In Europe, it is common to deliver preoperative radiation therapy alone in one week (5 Gy × five daily treatments) followed by surgery one week later, rather than the long-course chemoradiation approach used in the United States. One reason for this difference is the concern in the United States for heightened late effects when high radiation doses per fraction are given.
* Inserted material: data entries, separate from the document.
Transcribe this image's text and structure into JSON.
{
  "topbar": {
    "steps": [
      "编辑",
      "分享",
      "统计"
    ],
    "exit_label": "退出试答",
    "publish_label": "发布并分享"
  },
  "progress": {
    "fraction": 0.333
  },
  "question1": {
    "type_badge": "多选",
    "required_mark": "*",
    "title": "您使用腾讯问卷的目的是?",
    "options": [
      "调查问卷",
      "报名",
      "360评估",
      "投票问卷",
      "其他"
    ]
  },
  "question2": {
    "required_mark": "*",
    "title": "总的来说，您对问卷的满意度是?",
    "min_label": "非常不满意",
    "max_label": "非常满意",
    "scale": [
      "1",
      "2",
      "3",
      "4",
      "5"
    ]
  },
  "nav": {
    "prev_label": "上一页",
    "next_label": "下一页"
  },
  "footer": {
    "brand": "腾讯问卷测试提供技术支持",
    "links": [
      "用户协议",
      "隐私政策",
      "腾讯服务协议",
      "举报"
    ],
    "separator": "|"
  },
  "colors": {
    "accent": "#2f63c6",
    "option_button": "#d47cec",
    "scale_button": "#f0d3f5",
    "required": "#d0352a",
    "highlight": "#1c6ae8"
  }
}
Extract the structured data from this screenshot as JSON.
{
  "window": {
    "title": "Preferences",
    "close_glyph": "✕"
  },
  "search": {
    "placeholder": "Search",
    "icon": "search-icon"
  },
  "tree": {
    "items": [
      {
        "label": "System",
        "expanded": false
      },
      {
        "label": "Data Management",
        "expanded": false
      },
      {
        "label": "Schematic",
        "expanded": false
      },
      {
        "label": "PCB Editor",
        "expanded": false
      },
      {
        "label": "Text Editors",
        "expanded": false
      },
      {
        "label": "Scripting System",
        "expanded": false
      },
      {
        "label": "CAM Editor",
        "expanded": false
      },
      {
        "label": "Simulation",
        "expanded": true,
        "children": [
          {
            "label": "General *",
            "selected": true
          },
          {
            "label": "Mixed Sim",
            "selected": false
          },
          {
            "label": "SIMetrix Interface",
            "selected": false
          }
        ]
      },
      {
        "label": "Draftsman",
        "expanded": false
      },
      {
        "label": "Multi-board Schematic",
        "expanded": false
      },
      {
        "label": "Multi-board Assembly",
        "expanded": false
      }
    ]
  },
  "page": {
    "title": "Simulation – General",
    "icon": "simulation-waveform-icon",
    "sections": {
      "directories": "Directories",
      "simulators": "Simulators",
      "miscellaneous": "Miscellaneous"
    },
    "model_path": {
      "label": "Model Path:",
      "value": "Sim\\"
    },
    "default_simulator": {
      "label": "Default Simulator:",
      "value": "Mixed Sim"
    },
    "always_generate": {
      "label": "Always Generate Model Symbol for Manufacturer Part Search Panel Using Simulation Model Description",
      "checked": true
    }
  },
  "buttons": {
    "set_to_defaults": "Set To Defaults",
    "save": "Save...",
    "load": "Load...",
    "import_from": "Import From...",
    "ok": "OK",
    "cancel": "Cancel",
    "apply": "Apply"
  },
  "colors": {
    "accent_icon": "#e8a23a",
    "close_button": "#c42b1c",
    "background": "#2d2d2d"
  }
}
A Polish study randomly assigned 316 patients to preoperative long-course chemoradiation therapy (50.4 Gy in 28 daily fractions with 5-FU and LV) or short-course preoperative radiation therapy (25 Gy in five fractions). Although the primary endpoint was sphincter preservation, late toxicity was not statistically significantly different between the two treatment approaches (7% long course vs. 10% short course). Of note, data on anal sphincter and sexual function were not reported, and toxicity was physician determined, not patient reported.
Ongoing clinical trials comparing preoperative and postoperative adjuvant chemoradiation therapy should further clarify the impact of either approach on bowel function and other important quality-of-life issues (e.g., sphincter preservation) in addition to the more conventional endpoints of DFS and OS.